GE Commercial Finance is very well diversified, with its assets spread across 66 industries. As such, poor performance in any one of them would have a limited impact on Commercial Finance's performance.

[edit] Real Estate Market

The division is most exposed to the real estate market, which accounts for around 13% of its total assets. Because Commercial Finance accounts for around 44% of GE's total assets, fluctuations in real estate prices can impact the value of GE's assets overall. In 2006, Commercial Finance's real estate investments gained 76% as a result of higher property values.

[edit] Interest Rates

Rising interest rates can have several effects on GE's Commercial Finance division. In terms of real estate, a rise in interest rates makes borrowing money more expensive, which can lead to a slowdown in the housing market and lower property values. Changing interest rates can impact the value of Commercial Finance's sizable real estate holdings. Interest rates' effects aren't limited to the real estate market, however. Higher interest rates generally result in lower consumer spending across the board, which can impact both the value of Commercial Finance's assets and demand for its services.
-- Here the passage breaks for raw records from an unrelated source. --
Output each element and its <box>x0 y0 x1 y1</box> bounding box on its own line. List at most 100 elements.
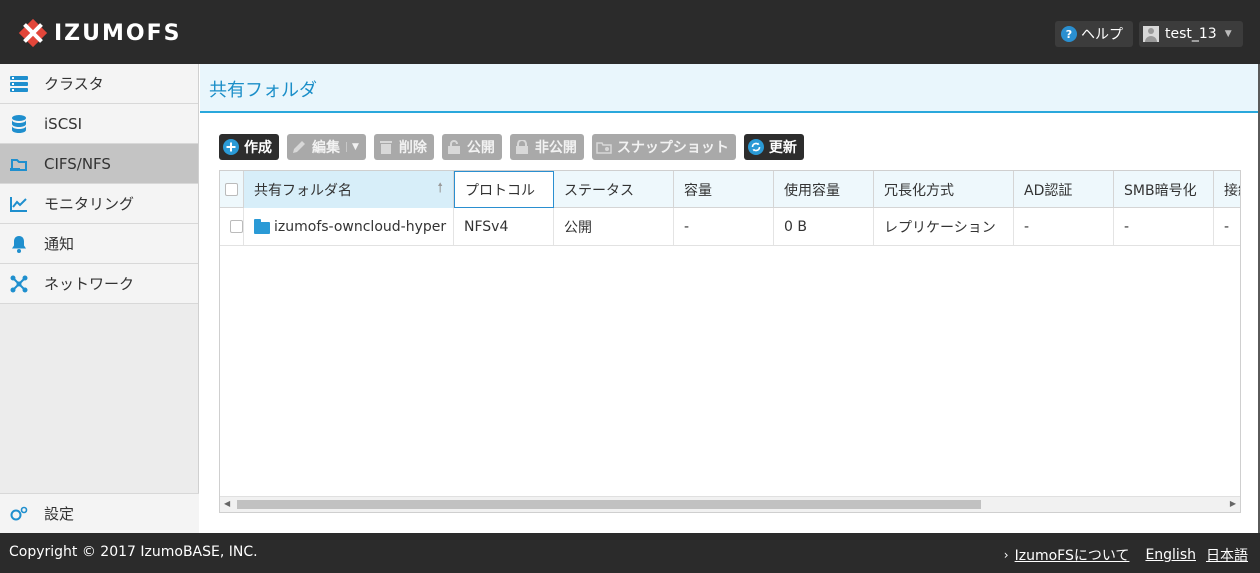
column-header-label: ステータス <box>564 182 634 199</box>
column-header-label: SMB暗号化 <box>1124 182 1197 199</box>
column-header-status[interactable]: ステータス <box>554 171 674 208</box>
cell-text: - <box>1124 218 1130 235</box>
logo-mark-icon <box>18 18 48 48</box>
user-name: test_13 <box>1165 26 1217 42</box>
refresh-button[interactable]: 更新 <box>743 134 804 160</box>
shared-folder-grid: 共有フォルダ名 🠕 プロトコル ステータス 容量 使用容量 冗長化方式 AD認証… <box>219 170 1241 513</box>
chevron-down-icon[interactable]: ▼ <box>346 142 359 152</box>
logo-text: IZUMOFS <box>54 20 182 46</box>
column-header-smb-encryption[interactable]: SMB暗号化 <box>1114 171 1214 208</box>
help-button[interactable]: ? ヘルプ <box>1055 21 1133 47</box>
toolbar: 作成 編集 ▼ 削除 公開 非公開 スナップショット 更新 <box>219 134 812 160</box>
sidebar: クラスタ iSCSI CIFS/NFS モニタリング 通知 ネットワーク 設定 <box>0 64 199 533</box>
column-header-used-capacity[interactable]: 使用容量 <box>774 171 874 208</box>
column-header-label: 共有フォルダ名 <box>254 182 352 199</box>
cell-capacity: - <box>674 208 774 245</box>
refresh-label: 更新 <box>768 140 797 156</box>
column-header-label: 使用容量 <box>784 182 840 199</box>
cell-text: - <box>1224 218 1230 235</box>
cell-smb-encryption: - <box>1114 208 1214 245</box>
sidebar-item-network[interactable]: ネットワーク <box>0 264 198 304</box>
column-header-ad-auth[interactable]: AD認証 <box>1014 171 1114 208</box>
scrollbar-thumb[interactable] <box>237 500 981 509</box>
unlock-icon <box>446 139 462 155</box>
page-title-bar: 共有フォルダ <box>200 64 1260 113</box>
column-header-connection[interactable]: 接続 <box>1214 171 1240 208</box>
cell-used-capacity: 0 B <box>774 208 874 245</box>
column-header-label: 冗長化方式 <box>884 182 954 199</box>
column-header-redundancy[interactable]: 冗長化方式 <box>874 171 1014 208</box>
sidebar-item-label: 通知 <box>44 235 75 253</box>
grid-header-row: 共有フォルダ名 🠕 プロトコル ステータス 容量 使用容量 冗長化方式 AD認証… <box>220 171 1240 208</box>
sidebar-item-iscsi[interactable]: iSCSI <box>0 104 198 144</box>
english-link[interactable]: English <box>1145 547 1196 563</box>
help-label: ヘルプ <box>1081 27 1123 43</box>
user-avatar-icon <box>1143 26 1159 42</box>
column-header-label: AD認証 <box>1024 182 1073 199</box>
scroll-left-icon[interactable]: ◀ <box>224 499 230 508</box>
column-header-label: プロトコル <box>465 182 535 199</box>
column-header-label: 容量 <box>684 182 712 199</box>
cell-text: - <box>684 218 690 235</box>
sidebar-item-notification[interactable]: 通知 <box>0 224 198 264</box>
cell-protocol: NFSv4 <box>454 208 554 245</box>
snapshot-button[interactable]: スナップショット <box>591 134 736 160</box>
unpublish-label: 非公開 <box>534 140 577 156</box>
cell-text: NFSv4 <box>464 218 509 235</box>
column-header-label: 接続 <box>1224 182 1240 199</box>
row-checkbox[interactable] <box>230 220 243 233</box>
izumofs-logo[interactable]: IZUMOFS <box>18 18 181 48</box>
sidebar-item-label: モニタリング <box>44 195 135 213</box>
help-icon: ? <box>1061 26 1077 42</box>
table-row[interactable]: izumofs-owncloud-hyper NFSv4 公開 - 0 B レプ… <box>220 208 1240 246</box>
server-stack-icon <box>10 75 28 93</box>
sidebar-item-cifs-nfs[interactable]: CIFS/NFS <box>0 144 198 184</box>
row-checkbox-cell[interactable] <box>220 208 244 245</box>
user-menu-button[interactable]: test_13 ▼ <box>1139 21 1243 47</box>
edit-button[interactable]: 編集 ▼ <box>287 134 366 160</box>
cell-folder-name: izumofs-owncloud-hyper <box>244 208 454 245</box>
delete-button[interactable]: 削除 <box>373 134 434 160</box>
sidebar-item-monitoring[interactable]: モニタリング <box>0 184 198 224</box>
cell-redundancy: レプリケーション <box>874 208 1014 245</box>
select-all-checkbox[interactable] <box>225 183 238 196</box>
sidebar-item-cluster[interactable]: クラスタ <box>0 64 198 104</box>
unpublish-button[interactable]: 非公開 <box>509 134 584 160</box>
sidebar-item-label: ネットワーク <box>44 275 135 293</box>
pencil-icon <box>291 139 307 155</box>
copyright-text: Copyright © 2017 IzumoBASE, INC. <box>9 544 258 560</box>
column-header-folder-name[interactable]: 共有フォルダ名 🠕 <box>244 171 454 208</box>
scroll-right-icon[interactable]: ▶ <box>1230 499 1236 508</box>
footer-links: › IzumoFSについて English 日本語 <box>1004 545 1248 565</box>
cell-text: - <box>1024 218 1030 235</box>
sidebar-item-settings[interactable]: 設定 <box>0 493 199 533</box>
create-button[interactable]: 作成 <box>219 134 279 160</box>
select-all-checkbox-cell[interactable] <box>220 171 244 208</box>
footer: Copyright © 2017 IzumoBASE, INC. › Izumo… <box>0 533 1260 573</box>
horizontal-scrollbar[interactable]: ◀ ▶ <box>220 496 1240 512</box>
cell-text: レプリケーション <box>884 219 996 236</box>
snapshot-label: スナップショット <box>616 140 729 156</box>
refresh-icon <box>747 139 764 155</box>
japanese-link[interactable]: 日本語 <box>1206 545 1248 565</box>
chart-line-icon <box>10 195 28 213</box>
sidebar-item-label: クラスタ <box>44 75 104 93</box>
chevron-right-icon: › <box>1003 548 1009 562</box>
column-header-protocol[interactable]: プロトコル <box>454 171 554 208</box>
lock-icon <box>514 139 530 155</box>
database-icon <box>10 114 28 133</box>
cell-ad-auth: - <box>1014 208 1114 245</box>
cell-text: izumofs-owncloud-hyper <box>274 218 447 235</box>
about-link[interactable]: IzumoFSについて <box>1015 545 1130 565</box>
chevron-down-icon: ▼ <box>1224 29 1232 39</box>
create-label: 作成 <box>244 140 272 156</box>
edit-label: 編集 <box>312 140 340 156</box>
column-header-capacity[interactable]: 容量 <box>674 171 774 208</box>
publish-button[interactable]: 公開 <box>441 134 502 160</box>
bell-icon <box>10 235 28 253</box>
gear-icon <box>10 505 28 523</box>
sidebar-item-label: iSCSI <box>44 114 83 133</box>
settings-label: 設定 <box>44 505 75 523</box>
sidebar-item-label: CIFS/NFS <box>44 154 111 173</box>
cell-connection: - <box>1214 208 1240 245</box>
Lower interest rates, though they're generally used as a tool to jumpstart a sluggish economy, would likely benefit GE by increasing consumer spending. Despite this, GE Commercial Finance does not rely on capital markets to raise cash for lending, instead this division lends money earned elsewhere by GE.

[edit] Competition

The broad range of services offered by GE Commercial Finance makes it somewhat difficult to compare to other companies. Two companies that target a similar market are Citigroup (C) and CIT Group Inc (DEL) (CIT). These firms both offer a variety of services for commercial customers, including financing, leasing options, and financial management solutions.

Commercial Finance income data, 2006 Net Revenue (mm) Revenue Growth (%) Net Income (mm) Profit Margin
GE Commercial Finance $23,792 15.24% $5,028 21.13%
Citigroup $89,615 7.14% $21,538 24.03%
CIT Group $6,927 22.56% $1,046 15.1%


Note: This chart includes total revenues and income for Citigroup and CIT Group Inc. The data for GE is specific to the Commercial Finance segment.